People tend to leave their money in the same bank account over long durations, even when they could earn more by moving it. This “sleepiness” is considered a critical feature of the banking sector, as it bolsters stability and allows banks to use deposit funds toward long-term loans. At the same time, regulators have scrutinized banks for not fully passing through interest rate increases to savers, even as they quickly raise lending rates. In this paper, the authors study the implications of sleepy deposits for bank competition, value, and financial stability in the US banking sector.

The authors begin by documenting depositor behavior using a novel dataset from Fiserv, a major financial technology company that processes accounts for banks and credit unions. The data cover 12 million deposit accounts from 89 financial institutions, tracking when accounts open and close, and why customers leave. They combine these data with detailed information on deposit volumes at every bank branch in America and weekly data on the interest rates banks offer. The authors document the following concerning depositors’ shopping behaviors:
- Depositors rarely switch accounts. Ninety-four percent of depositors keep their bank account each year, consistent with estimates from practitioners. New accounts make up 5-15% of total accounts, implying that the average life of an account is 8-9 years.
- Less than 20% of account closures are a result of depositors shopping for better terms. The majority are driven by account inactivity, moving, and death.
- Turnover is higher among business and trust accounts compared to individual accounts. Larger accounts, measured by account balances, also appear to be more active. In contrast, accounts held by elderly individuals are less active. Somewhat surprisingly, accounts set up for online banking tend to experience less turnover. Part of this appears to be driven by moving, which is inherently a less important factor for online depositors.
- Sleepiness is negatively correlated with the lagged federal funds rate—people “wake up” (relatively speaking) when interest rates increase. A one percentage point increase in the short rate reduces the fraction of depositors who are inactive by 0.4 percentage points.

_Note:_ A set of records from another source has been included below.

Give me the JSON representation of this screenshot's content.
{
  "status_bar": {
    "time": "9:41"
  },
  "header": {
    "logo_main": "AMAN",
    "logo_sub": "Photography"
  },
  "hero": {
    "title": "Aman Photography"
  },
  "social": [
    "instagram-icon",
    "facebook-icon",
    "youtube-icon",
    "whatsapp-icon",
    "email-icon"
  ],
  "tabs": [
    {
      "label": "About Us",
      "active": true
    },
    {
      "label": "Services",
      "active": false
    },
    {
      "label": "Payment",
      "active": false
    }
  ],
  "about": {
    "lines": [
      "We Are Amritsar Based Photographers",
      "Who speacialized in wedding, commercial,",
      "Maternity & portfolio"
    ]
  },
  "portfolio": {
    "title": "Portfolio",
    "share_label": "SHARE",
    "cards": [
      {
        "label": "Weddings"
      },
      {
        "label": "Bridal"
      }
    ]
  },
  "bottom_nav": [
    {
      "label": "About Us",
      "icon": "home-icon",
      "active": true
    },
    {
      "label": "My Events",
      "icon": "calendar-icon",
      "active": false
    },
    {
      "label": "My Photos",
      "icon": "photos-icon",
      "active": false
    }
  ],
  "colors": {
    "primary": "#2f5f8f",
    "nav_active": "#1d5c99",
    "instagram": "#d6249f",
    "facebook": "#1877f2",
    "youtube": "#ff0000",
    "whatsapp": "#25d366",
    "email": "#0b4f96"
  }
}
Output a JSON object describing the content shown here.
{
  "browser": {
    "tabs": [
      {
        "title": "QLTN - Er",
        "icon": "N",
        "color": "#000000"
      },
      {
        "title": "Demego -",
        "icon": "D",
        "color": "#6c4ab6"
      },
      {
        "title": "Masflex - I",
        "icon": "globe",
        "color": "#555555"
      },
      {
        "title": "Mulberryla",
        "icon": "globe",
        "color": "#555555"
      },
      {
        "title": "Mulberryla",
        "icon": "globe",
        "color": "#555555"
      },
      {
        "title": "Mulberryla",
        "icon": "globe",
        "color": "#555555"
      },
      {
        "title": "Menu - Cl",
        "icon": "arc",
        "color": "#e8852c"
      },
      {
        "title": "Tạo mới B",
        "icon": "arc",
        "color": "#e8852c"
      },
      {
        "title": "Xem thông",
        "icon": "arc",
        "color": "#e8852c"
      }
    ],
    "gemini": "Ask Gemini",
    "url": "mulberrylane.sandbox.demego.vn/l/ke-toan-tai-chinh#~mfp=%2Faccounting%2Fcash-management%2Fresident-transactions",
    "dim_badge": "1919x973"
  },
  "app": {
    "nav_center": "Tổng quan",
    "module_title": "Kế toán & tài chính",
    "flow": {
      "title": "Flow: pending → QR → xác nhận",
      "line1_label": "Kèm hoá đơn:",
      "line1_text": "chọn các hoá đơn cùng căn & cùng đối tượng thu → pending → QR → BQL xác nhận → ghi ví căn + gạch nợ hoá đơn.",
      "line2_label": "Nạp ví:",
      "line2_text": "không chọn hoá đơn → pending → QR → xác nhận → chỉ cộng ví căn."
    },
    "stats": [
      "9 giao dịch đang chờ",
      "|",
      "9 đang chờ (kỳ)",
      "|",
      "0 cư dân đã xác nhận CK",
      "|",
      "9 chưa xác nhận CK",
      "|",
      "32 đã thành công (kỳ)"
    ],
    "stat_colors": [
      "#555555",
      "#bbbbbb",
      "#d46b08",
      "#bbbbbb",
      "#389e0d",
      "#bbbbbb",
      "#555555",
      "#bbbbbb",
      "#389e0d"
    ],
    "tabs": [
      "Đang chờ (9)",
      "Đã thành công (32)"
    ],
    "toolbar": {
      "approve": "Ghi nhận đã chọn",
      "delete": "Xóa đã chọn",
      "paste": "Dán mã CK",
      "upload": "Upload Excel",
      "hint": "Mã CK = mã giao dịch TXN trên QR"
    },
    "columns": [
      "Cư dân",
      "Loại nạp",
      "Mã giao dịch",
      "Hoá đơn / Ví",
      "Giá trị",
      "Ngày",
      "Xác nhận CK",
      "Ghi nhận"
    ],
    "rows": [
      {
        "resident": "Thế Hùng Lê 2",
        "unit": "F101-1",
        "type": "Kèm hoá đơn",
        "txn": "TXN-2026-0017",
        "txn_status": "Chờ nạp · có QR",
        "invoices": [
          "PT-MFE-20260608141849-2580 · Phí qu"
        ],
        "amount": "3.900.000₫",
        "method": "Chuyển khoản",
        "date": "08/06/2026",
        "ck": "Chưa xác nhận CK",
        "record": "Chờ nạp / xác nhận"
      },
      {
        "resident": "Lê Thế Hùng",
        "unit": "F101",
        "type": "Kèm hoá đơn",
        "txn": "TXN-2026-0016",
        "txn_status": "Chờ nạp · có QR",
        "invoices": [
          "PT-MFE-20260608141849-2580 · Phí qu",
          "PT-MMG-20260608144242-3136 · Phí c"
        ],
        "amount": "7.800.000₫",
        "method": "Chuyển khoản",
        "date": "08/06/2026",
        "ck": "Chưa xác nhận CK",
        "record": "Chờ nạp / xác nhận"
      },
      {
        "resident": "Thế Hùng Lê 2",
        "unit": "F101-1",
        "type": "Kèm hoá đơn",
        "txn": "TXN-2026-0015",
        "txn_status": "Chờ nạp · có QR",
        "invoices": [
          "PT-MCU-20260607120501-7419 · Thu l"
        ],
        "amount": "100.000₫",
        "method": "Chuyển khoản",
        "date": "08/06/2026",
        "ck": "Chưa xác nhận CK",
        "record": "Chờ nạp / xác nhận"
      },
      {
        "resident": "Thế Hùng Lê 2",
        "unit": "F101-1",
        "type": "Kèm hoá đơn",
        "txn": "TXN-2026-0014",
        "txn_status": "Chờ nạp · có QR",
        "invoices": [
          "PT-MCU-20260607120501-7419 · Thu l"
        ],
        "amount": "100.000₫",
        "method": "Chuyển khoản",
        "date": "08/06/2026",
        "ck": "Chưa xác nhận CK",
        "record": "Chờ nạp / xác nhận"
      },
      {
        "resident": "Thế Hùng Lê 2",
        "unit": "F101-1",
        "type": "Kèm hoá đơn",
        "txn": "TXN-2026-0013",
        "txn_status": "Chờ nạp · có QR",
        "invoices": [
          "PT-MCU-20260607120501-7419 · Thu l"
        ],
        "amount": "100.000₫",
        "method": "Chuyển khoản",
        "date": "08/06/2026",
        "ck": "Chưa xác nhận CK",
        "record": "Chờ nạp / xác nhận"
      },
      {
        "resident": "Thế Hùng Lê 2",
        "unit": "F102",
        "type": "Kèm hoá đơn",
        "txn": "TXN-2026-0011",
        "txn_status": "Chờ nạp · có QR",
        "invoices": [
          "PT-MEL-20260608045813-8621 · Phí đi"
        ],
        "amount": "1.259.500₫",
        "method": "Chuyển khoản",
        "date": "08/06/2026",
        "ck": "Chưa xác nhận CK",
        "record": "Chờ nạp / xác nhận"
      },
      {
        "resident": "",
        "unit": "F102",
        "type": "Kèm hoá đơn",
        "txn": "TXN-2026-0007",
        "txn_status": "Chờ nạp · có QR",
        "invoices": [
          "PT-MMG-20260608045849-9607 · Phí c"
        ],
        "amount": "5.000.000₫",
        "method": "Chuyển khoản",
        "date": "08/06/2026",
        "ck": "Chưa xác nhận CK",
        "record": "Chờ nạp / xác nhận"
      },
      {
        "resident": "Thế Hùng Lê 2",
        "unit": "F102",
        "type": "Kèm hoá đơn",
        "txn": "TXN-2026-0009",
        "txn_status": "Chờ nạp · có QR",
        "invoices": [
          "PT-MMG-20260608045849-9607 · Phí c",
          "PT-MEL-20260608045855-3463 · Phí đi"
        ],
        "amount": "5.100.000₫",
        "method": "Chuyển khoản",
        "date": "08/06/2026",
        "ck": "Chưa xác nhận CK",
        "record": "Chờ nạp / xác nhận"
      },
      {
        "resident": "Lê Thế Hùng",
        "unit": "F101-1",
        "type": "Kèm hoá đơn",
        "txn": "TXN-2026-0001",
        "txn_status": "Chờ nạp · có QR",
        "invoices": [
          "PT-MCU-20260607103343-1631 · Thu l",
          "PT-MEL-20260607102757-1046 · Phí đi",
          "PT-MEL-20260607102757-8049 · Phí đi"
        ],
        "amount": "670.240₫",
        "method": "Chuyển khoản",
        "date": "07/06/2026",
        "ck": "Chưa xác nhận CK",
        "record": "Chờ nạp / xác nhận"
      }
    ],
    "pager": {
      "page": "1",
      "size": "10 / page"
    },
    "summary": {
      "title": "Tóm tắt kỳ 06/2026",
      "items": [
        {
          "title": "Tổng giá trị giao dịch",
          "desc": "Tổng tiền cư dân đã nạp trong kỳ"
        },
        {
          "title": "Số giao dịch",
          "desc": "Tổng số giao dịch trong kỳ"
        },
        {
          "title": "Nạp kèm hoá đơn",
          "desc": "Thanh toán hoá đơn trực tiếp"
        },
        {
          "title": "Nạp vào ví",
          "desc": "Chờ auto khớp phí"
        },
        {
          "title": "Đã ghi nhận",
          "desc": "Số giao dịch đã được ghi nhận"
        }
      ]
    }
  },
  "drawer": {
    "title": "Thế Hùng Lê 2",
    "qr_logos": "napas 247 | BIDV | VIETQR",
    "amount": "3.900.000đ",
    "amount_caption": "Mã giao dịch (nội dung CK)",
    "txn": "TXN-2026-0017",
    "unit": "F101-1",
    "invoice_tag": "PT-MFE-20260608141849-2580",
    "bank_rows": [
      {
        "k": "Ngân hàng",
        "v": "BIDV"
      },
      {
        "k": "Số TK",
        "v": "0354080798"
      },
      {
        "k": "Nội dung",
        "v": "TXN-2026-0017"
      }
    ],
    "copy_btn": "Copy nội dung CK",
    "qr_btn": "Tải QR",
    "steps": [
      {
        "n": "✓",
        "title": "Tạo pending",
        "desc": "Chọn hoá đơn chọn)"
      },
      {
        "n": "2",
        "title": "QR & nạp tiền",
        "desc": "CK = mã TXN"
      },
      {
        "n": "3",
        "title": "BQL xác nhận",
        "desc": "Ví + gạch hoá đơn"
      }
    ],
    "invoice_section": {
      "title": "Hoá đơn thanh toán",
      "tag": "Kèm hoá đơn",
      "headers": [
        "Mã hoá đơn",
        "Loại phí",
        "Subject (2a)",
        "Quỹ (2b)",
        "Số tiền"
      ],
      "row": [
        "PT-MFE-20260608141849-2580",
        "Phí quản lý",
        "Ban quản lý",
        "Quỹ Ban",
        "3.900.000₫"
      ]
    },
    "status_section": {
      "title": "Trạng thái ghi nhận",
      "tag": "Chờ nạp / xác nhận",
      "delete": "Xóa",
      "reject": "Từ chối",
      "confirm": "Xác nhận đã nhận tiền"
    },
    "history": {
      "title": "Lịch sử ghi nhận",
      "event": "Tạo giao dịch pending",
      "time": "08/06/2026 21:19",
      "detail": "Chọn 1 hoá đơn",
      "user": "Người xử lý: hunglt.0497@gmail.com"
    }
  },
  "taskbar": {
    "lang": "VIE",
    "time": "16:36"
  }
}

To understand how this sleepiness shapes bank competition, the authors develop a model of the supply and demand for sleepy deposits. In the model, depositors are either “awake” (shopping for accounts) or “asleep” (staying put), and banks compete knowing that most customers will stay asleep for long stretches. Instead of constantly battling over every depositor with the best rates, banks face a dynamic choice: should they “invest” by offering attractive rates to attract new customers (knowing those customers will likely stick around for years), or “harvest” by offering meager rates to their existing sleepy customers (who probably won’t bother switching)?
The model reveals the following:
- Sleepiness raises profit margins for banks. Average markups (the spread between what banks earn on loans and what they pay on deposits) would fall by 53% if all depositors were always actively shopping for new accounts.
- Sleepiness also makes markups procyclical, meaning they rise when interest rates rise. Average markups hover around 31 basis points when rates are near zero but jump to 127 basis points when short-term rates reach 5%. This is because when rates are high, banks with large market shares choose to “harvest” their sleepy depositors by keeping rates low.
- Dynamic competition eliminates the usual relationship between market concentration and markups. In a standard model, banks in concentrated markets would charge higher markups than banks in competitive markets. But with sleepy depositors, markups stay roughly constant regardless of concentration. In concentrated markets, dominant banks harvest their sleepy base with low rates, but this creates opportunities for smaller banks to compete aggressively for active shoppers.
- Sleepiness accounts for more than half of banks’ deposit franchise value, roughly 58% on average.
- Banks with low-quality deposit services as well as banks with high marginal costs benefit most from sleepiness. Moving from the 25th to the 75th percentile of product quality decreases sleepiness dependence by about 10.4 percentage points, while moving from the 25th to the 75th percentile of marginal costs increases sleepiness dependence by about 3.4 percentage points. This is because sleepiness allows low-quality, high-cost banks to charge relatively high markups without losing too many depositors in the near-term.
- Sleepiness creates stability in the banking sector. For two large global banks in the US, the probability of default after the Federal Reserve’s 2022-2023 hiking cycle would have increased to more than 20% in a counterfactual without sleepy depositors.
These findings carry important implications for bank regulation. Regulators in several countries, most notably the UK’s Financial Conduct Authority (FCA), have sought to increase the extent to which banks pass through interest rates to their depositors. The authors’ estimates suggest this would benefit depositors by raising the rates they earn by about 36 basis points. But it would come at substantial cost to financial stability, particularly during periods of monetary tightening. In this way, policymakers face a tradeoff between protecting depositors from low rates and maintaining a stable banking system.